Making Cyanotypes

I'd like to share a bit of the process that goes into making a cyanotype, plus my latest print. If you want to skip all these words and dazzling insights, then feel free to scroll on down. Perhaps I'll have a video to share at some point.

I think a lot of photographers would love this process because it's very straightforward, decently simple to produce a good print (especially if you have experience with negatives or printing in the darkroom), and it's affordable in terms of material costs compared to just about everything else you can do in photography. 

All you really need to get started are the chemicals, good watercolor paper, a hake brush, some superglue (for hake brush), gloves, glass or plastic cups to mix solution in, stirring rod, droppers, a dark room (it doesn't have to be 100% light tight), two sheets of glass or clear plexi glass, sturdy clamps, and the sun. Unlike darkroom printing, which requires 100% absolute pitch black darkness except for the amber safelight, plus some serious gear, multiple sinks, temperature gauges, gallons upon gallons upon gallons of water, etc. (or just an enterprising/Macguyver-ish setup, which I've seen on Youtube plenty).

A good resource for cyanotype chemicals if you're in the market: Bostick and Sullivan

An aside: as photographers, I don't think we often consider the price to the environment of printing or of photography as a whole. The chemicals themselves which can be quite gnarly, pouring chemicals down the drain, exposure to ourselves and others, and holy crap the water usage. The Onion had a particularly funny piece about our upcoming water wars...but I digress. Cyanotypes are much less gnarly than most printing processes and as far as I understand, are not harmful to the environment.

I can go more in depth on cyanotypes at some point, but know that I am by no means an expert. I picked up The Book of Alternative Processes and a used copy of Alternative Photographic Processes and read the chapters on cyanotypes several times and took notes. I watched many youtube videos, scoured small websites & blogs, and then finally decided to try it. I've been printing this way for about 11 months now and I made Christmas cards last year from a hand drawn "negative" on parchment paper. So I've done about 80 or so cyanotype prints thus far and finally feel like I have a process that is pretty good. 

The negatives are a different story. I am not very techy, but what I can tell you is that there are many wonderful guides online and I primarily just use a cyanotype curve in Photoshop, plus print at 16-bit depth at the highest resolution my Epson printer will go and it has worked out decently well so far. I would like to take an actual, in-person negative making class because I hate computers and have to work to not destroy mine when I start going in depth on printing. 

I use OHP negative sheets, found here: Pictorico Transparency Sheets

Also, for watercolor paper, right now I am using Strathmore Bristol  which is such a great deal I almost feel like I've made a deal with the devil to obtain it. It's smooth, hot pressed paper which gives just a bit of the grain of a watercolor paper, but without mega fibers showing through. As of this exact moment in time, I prefer this to the higher end watercolor papers I've used simply because it is affordable and looks wonderful and doesn't get fuzzy after multiple washings, although it does get very fragile around the corners after a soak.

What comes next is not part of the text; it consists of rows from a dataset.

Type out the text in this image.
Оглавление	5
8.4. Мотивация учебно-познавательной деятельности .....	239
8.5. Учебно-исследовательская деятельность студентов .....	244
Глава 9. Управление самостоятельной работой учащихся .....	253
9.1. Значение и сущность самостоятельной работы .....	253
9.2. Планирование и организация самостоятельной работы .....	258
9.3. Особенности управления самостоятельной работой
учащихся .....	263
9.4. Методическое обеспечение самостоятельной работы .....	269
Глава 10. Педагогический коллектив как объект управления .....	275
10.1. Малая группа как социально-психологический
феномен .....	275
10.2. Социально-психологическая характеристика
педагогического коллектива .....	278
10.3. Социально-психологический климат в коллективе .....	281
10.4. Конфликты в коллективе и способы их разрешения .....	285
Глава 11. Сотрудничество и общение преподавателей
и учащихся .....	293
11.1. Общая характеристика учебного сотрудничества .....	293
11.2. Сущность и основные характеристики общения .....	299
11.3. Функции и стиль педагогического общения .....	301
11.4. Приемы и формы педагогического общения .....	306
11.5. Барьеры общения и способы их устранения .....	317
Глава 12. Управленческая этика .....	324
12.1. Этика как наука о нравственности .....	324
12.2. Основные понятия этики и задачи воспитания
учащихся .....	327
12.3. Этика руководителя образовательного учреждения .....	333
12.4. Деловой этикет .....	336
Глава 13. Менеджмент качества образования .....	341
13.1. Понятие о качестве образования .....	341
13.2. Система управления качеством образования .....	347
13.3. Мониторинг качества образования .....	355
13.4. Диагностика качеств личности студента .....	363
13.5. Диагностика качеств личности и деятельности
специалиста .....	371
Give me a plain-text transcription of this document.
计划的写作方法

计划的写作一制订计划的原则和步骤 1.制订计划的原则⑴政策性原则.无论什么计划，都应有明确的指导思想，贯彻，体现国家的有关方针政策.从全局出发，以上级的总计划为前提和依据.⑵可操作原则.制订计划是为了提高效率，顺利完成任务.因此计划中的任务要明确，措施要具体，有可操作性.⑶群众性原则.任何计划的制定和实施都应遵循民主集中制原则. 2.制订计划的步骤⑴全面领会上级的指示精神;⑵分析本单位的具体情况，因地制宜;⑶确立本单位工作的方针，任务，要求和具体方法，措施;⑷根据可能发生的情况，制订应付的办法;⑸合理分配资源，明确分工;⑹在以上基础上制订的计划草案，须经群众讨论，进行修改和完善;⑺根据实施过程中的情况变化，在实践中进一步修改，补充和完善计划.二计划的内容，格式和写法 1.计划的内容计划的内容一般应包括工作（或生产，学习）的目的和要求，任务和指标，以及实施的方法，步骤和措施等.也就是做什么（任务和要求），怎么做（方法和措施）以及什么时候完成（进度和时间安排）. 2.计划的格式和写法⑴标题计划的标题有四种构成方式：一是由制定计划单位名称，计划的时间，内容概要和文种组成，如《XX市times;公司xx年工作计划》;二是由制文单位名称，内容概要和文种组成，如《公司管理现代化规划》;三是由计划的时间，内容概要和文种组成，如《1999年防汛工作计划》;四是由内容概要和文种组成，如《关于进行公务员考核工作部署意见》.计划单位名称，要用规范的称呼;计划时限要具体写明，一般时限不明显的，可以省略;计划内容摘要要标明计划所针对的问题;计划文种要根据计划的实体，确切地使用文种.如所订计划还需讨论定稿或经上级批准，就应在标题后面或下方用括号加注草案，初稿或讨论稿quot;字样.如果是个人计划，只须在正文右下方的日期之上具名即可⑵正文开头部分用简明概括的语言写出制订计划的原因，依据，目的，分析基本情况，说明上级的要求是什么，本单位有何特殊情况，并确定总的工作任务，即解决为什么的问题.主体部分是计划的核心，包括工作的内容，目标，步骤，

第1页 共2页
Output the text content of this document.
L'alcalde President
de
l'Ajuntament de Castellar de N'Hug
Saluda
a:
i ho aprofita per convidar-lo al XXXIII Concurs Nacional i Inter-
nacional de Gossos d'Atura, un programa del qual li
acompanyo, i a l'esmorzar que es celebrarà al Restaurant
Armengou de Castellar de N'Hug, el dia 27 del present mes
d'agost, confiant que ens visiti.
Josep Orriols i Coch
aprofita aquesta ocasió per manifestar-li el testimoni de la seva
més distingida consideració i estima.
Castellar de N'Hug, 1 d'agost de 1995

ANYWAY! The reason I laid all that out is this. Photography, even if it's "simple" or requires few things, requires so much trial and error and money and time. As an artist, people do not care what you are doing for the most part, so it's up to the artist to make the viewer understand and care, if at all possible. This was not an overnight success for me, I have tons of awful prints I shoved in a bin along the way. I have spent more money than I'd like to admit on watercolor papers, hake brushes, negative sheets, and my fiancee, of Robert Hazelwood Woodworking, and I made the printing frame (by hand, with hand planes, hand saws, etc. in an un-air conditioned wood shop in Oklahoma in the summer, by God) and UV unit that I use to print, featured here:

Print frame on top, UV unit underneath. Made by me and Robert Hazelwood

Printing frame made from Padouk wood. The shop looked like it was covered in cheeto dust after planing.

Printing frame made from Padouk wood. The shop looked like it was covered in cheeto dust after planing.

So without further ado, here is my latest effort with cyanotypes. I've seen the work I've put in pay off and I'm thrilled about it. 

The original Cyanotype:

I like the deep blue very much and think it works well with this image. But I also wanted to see how it would turn out toned, the process of toning you can see below.

Rinsing in plain water after the bleaching stage. Bleaching is accomplished with sodium carbonate or washing soda. 

Rinsing in plain water after the bleaching stage. Bleaching is accomplished with sodium carbonate or washing soda. 

Final rinse after toning in green tea for 30 minutes.

Final rinse after toning in green tea for 30 minutes.

And for the final result:

Note the deep eggplant tone with very gentle pink highlights

Note the deep eggplant tone with very gentle pink highlights

I love this print and I'm atrociously proud of it. I'm hoping to some day complete a cyanotype exhibition of my toned prints based around a theme of conservation or something else I dream up. Thanks for reading! Don't let the bastards get you down.